Makes about a dozen:
400g self-raising gluten free flour (I used Dove’s Farm brand- it’s organic too)
4 tsps baking powder
1 1/2 tsps xanthan gum
1 tsp ground cinnamon
2 tabs porridge oats
50g sultanas or raisins (or how about dried cranberries for extra Christmas credibility?)
200ml maple syrup
150ml melted coconut oil or sunflower oil
200-250ml soya milk
1 medium banana, finely chopped into sultana-sized chunks
120g washed fresh blueberries
- Prepare the banana and blueberries, and set aside with the sultanas.
- Get all the dry ingredients together in one bowl (ie: flour, baking powder, cinnamon and oats)
- Whisk together the oil, maple syrup and soya milk in another container.
- Beat the wet ingredients into the dry ingredients, mixing thoroughly, then stir in the fruit, distributing it as evenly through the mixture as you can.
- Spoon into prepared muffin moulds. You can fill them more than usual as they don’t rise very much.
- Bake for about 20 minutes in an oven preheated to 180C.
(These are a little more fiddly, but we liked them best!)
Makes about 15 or so 8-10cm mini pancakes:
200g self-raising gluten free flour
2 tsps baking powder
1 tsp xanthan gum
1 tsp cinnamon or mixed spice
1 tab porridge oats
1 flax egg (1 tab ground flax seeds mixed with 3 tabs water)
75ml melted coconut oil
320ml soya (or other plant) milk
1 banana, mashed
120g washed fresh blueberries
- Prepare the flax egg and mix thoroughly with the mashed banana.
- Mix the flour, baking powder, xanthan gum,spice and oats together in a large bowl.
- Beat the agave and the oil into the banana- flax mixture and add to the large bowl.
- Whisk in the soya milk gradually. The batter will be a little thicker than regular pancake batter; barely even pouring consistency.
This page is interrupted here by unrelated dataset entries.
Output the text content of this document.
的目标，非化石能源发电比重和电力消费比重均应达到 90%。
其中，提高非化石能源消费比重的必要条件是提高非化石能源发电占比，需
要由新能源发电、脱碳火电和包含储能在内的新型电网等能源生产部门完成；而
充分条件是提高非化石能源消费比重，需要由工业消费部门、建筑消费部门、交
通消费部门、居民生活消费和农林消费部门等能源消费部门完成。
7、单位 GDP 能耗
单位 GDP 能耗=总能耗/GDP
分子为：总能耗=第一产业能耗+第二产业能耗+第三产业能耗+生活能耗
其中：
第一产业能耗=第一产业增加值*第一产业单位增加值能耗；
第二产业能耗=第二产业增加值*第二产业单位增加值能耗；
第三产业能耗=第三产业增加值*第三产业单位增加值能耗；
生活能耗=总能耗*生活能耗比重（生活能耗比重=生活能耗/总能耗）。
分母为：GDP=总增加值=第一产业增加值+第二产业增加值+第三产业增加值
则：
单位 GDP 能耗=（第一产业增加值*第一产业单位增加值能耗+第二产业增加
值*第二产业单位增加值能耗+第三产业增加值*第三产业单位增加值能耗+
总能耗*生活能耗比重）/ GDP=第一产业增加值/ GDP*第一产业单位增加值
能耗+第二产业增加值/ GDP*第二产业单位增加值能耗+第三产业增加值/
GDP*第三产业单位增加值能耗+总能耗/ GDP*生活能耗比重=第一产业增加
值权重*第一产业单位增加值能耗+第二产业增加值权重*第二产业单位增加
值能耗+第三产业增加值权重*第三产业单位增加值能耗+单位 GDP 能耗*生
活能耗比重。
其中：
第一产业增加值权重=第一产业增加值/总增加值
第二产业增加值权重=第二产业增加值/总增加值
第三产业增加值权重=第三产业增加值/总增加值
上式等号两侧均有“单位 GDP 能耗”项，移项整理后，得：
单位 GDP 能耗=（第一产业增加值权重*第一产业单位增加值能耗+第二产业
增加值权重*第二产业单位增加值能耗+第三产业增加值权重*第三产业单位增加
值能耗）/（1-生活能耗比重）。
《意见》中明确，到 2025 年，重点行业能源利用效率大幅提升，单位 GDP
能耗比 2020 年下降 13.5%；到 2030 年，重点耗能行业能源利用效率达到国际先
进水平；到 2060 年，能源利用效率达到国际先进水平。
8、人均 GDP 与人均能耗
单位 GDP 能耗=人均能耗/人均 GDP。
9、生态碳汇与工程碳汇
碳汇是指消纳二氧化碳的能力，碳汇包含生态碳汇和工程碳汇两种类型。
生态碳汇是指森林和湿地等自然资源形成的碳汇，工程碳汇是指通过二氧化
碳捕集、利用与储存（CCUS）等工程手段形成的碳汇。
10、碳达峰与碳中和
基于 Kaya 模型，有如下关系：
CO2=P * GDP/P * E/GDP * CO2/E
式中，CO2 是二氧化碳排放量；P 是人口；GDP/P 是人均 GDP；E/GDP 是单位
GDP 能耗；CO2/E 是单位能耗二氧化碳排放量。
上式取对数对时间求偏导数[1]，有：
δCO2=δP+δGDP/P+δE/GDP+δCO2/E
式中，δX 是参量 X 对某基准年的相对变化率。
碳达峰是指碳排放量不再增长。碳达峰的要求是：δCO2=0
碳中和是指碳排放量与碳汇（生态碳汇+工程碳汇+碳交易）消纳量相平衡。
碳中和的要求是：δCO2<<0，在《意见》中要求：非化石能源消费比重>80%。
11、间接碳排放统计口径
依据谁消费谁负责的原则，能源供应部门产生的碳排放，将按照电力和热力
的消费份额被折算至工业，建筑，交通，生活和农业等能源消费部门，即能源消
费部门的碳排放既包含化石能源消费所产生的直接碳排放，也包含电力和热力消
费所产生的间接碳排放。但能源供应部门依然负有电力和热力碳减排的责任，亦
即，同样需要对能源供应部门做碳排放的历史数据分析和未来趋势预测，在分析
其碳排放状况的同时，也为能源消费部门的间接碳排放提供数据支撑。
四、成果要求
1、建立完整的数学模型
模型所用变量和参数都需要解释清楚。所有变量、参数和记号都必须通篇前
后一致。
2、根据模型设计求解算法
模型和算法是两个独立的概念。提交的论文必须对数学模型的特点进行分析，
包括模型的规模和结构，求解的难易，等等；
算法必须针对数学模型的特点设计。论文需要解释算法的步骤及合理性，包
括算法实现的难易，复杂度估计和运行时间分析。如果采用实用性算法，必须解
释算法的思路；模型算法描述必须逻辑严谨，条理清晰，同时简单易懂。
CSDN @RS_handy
- Cook in a well-oiled pan on a gentle heat, using an ice cream scoopful of batter for each pancake. I used a mini “one-egg” pan to get the perfect shape and size. The batter is thick and sticky, and needs spreading evenly in the pan. Before it sets, dot with 5 or 6 blueberries. When the batter is set on top, carefully flip over with a spatula and cook the other side (careful: it doesn’t need as long as the first side.